Бывшие хозяева истерически озирались, лепетали заверения и обещания. Однако вокруг тянулось только напряженное молчание, в котором множество глаз безотрывно смотрело на своих палачей.
Витал мельком взглянул на товарищей.
Джу с Леоном, Фаусто и Маркиз стояли, сложив руки на груди, и негромко переговаривались. Их занимало зрелище внутренней метаморфозы людей, стремительно вернувшихся в подлую, преступную иерархию «раб-хозяин».
На душе у Витала царило полное безразличие и опустошение. Он отвернулся, чтобы раскурить трубку и прикрыл глаза.
Спустя секунды раздались душераздирающие вопли и треск одежд. Как если бы толпа голыми руками стала рвать на куски своих мучителей. И сама преисподняя разверзлась под ногами обречённых.
Но на торжество справедливости, которой он, казалось бы, так жаждал, Венсан даже не обернулся. Ведь он уже знал — это зрелище не способно принести измученной душе ни утешения, ни покоя.

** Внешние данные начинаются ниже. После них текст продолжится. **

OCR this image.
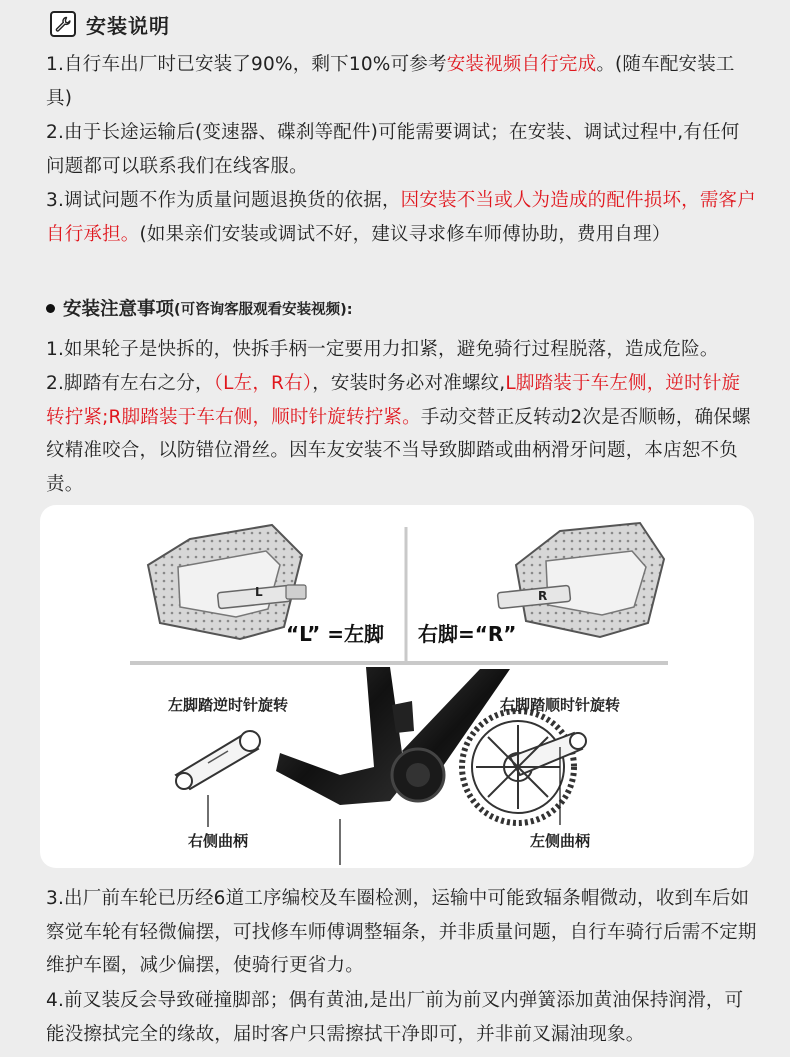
安装说明
1.自行车出厂时已安装了90%，剩下10%可参考安装视频自行完成。(随车配安装工具)
2.由于长途运输后(变速器、碟刹等配件)可能需要调试；在安装、调试过程中,有任何问题都可以联系我们在线客服。
3.调试问题不作为质量问题退换货的依据，因安装不当或人为造成的配件损坏，需客户自行承担。(如果亲们安装或调试不好，建议寻求修车师傅协助，费用自理）
安装注意事项 (可咨询客服观看安装视频):
1.如果轮子是快拆的，快拆手柄一定要用力扣紧，避免骑行过程脱落，造成危险。
2.脚踏有左右之分，（L左，R右），安装时务必对准螺纹,L脚踏装于车左侧，逆时针旋转拧紧;R脚踏装于车右侧，顺时针旋转拧紧。手动交替正反转动2次是否顺畅，确保螺纹精准咬合，以防错位滑丝。因车友安装不当导致脚踏或曲柄滑牙问题，本店恕不负责。
“L” =左脚 右脚=“R”
L	R
左脚踏逆时针旋转	右脚踏顺时针旋转
右侧曲柄	左侧曲柄
3.出厂前车轮已历经6道工序编校及车圈检测，运输中可能致辐条帽微动，收到车后如察觉车轮有轻微偏摆，可找修车师傅调整辐条，并非质量问题，自行车骑行后需不定期维护车圈，减少偏摆，使骑行更省力。
4.前叉装反会导致碰撞脚部；偶有黄油,是出厂前为前叉内弹簧添加黄油保持润滑，可能没擦拭完全的缘故，届时客户只需擦拭干净即可，并非前叉漏油现象。
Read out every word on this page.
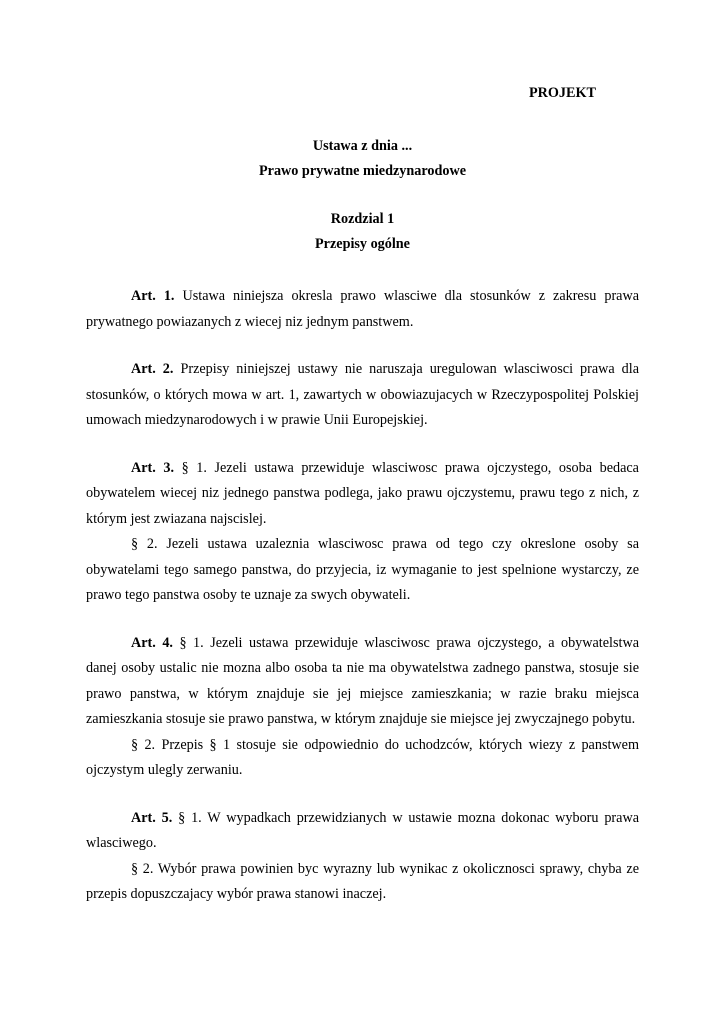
PROJEKT
Ustawa z dnia ...
Prawo prywatne miedzynarodowe
Rozdzial 1
Przepisy ogólne

Art. 1. Ustawa niniejsza okresla prawo wlasciwe dla stosunków z zakresu prawa prywatnego powiazanych z wiecej niz jednym panstwem.

Art. 2. Przepisy niniejszej ustawy nie naruszaja uregulowan wlasciwosci prawa dla stosunków, o których mowa w art. 1, zawartych w obowiazujacych w Rzeczypospolitej Polskiej umowach miedzynarodowych i w prawie Unii Europejskiej.

Art. 3. § 1. Jezeli ustawa przewiduje wlasciwosc prawa ojczystego, osoba bedaca obywatelem wiecej niz jednego panstwa podlega, jako prawu ojczystemu, prawu tego z nich, z którym jest zwiazana najscislej.

§ 2. Jezeli ustawa uzaleznia wlasciwosc prawa od tego czy okreslone osoby sa obywatelami tego samego panstwa, do przyjecia, iz wymaganie to jest spelnione wystarczy, ze prawo tego panstwa osoby te uznaje za swych obywateli.

Art. 4. § 1. Jezeli ustawa przewiduje wlasciwosc prawa ojczystego, a obywatelstwa danej osoby ustalic nie mozna albo osoba ta nie ma obywatelstwa zadnego panstwa, stosuje sie prawo panstwa, w którym znajduje sie jej miejsce zamieszkania; w razie braku miejsca zamieszkania stosuje sie prawo panstwa, w którym znajduje sie miejsce jej zwyczajnego pobytu.

§ 2. Przepis § 1 stosuje sie odpowiednio do uchodzców, których wiezy z panstwem ojczystym ulegly zerwaniu.

Art. 5. § 1. W wypadkach przewidzianych w ustawie mozna dokonac wyboru prawa wlasciwego.

§ 2. Wybór prawa powinien byc wyrazny lub wynikac z okolicznosci sprawy, chyba ze przepis dopuszczajacy wybór prawa stanowi inaczej.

Он лишь поправил треуголку, кивнул постовым и жестом указал путь обратно.
Дело было сделано.
***
На борту «Крылатого Марлина» праздновали.
Басовитый хмельной хор под барабан и лютню горланил на все лады не то складные частушки, не то зарождающийся гимн:
"Вольные паруса"рассекают волну,
Венсан у штурвала — мы идём на войну.
Недругов флот обратим в черный дым,
Гильдию сраную мы победим!
Лавируя сквозь пьяно хохочущих матросов, с упоением изображающих подробности расправы над работорговцами, Витал протиснулся в сторону кормы. Кто-то в толпе всучил початую бутыль бренди, и капитан возражать не стал.
Визгливый смех местных девушек из деревни, явно оказавшихся здесь с намерением отблагодарить своих благодетелей, вызвал лишь усталую усмешку.
Стоит ли разогнать этот балаган, или пусть ребята отдохнут? Витал пришел к выводу, что отдых им точно не помешает. Он устало увернулся от горячих губ одной из девушек и, наконец, добрался до своей каюты. Дверной замок щелкнул, наградив вздохнувшего капитана относительной тишиной.
Тяжёлый камзол повис на спинке стула, треуголка приземлилась на крюк у двери, а сам он сполз в кресло, отхлебнул бренди и зарылся руками в волосы.
Пустота внутри удивляла. Витал хотел провалиться в торжество справедливости, получить утешительное блаженство утоленной гордыни. В конце концов — позлорадствовать страшной смерти Томаса.
Но — ничего.
Разве что бренди огненной змеёй скользнуло по глотке. Он снова отхлебнул и откинулся на спинку кресла.
Селин бы наверняка пришлось по душе, что с ненавистной работорговлей наконец покончено.
В памяти всплыло, как на улицах Акифа глашатаи зачитывали приказы Альянса Негоциантов для мореходов. Судовладельцы, на чьих судах обнаружат живой груз, — а именно — невольники любого рода, включая островитян, — будут оштрафованы в сумме равной стоимости товара, помноженной на трое.
— Милая моя девочка, какое счастье, что ты слишком невинна, чтобы знать: подобное зло нельзя уничтожить буквой законов…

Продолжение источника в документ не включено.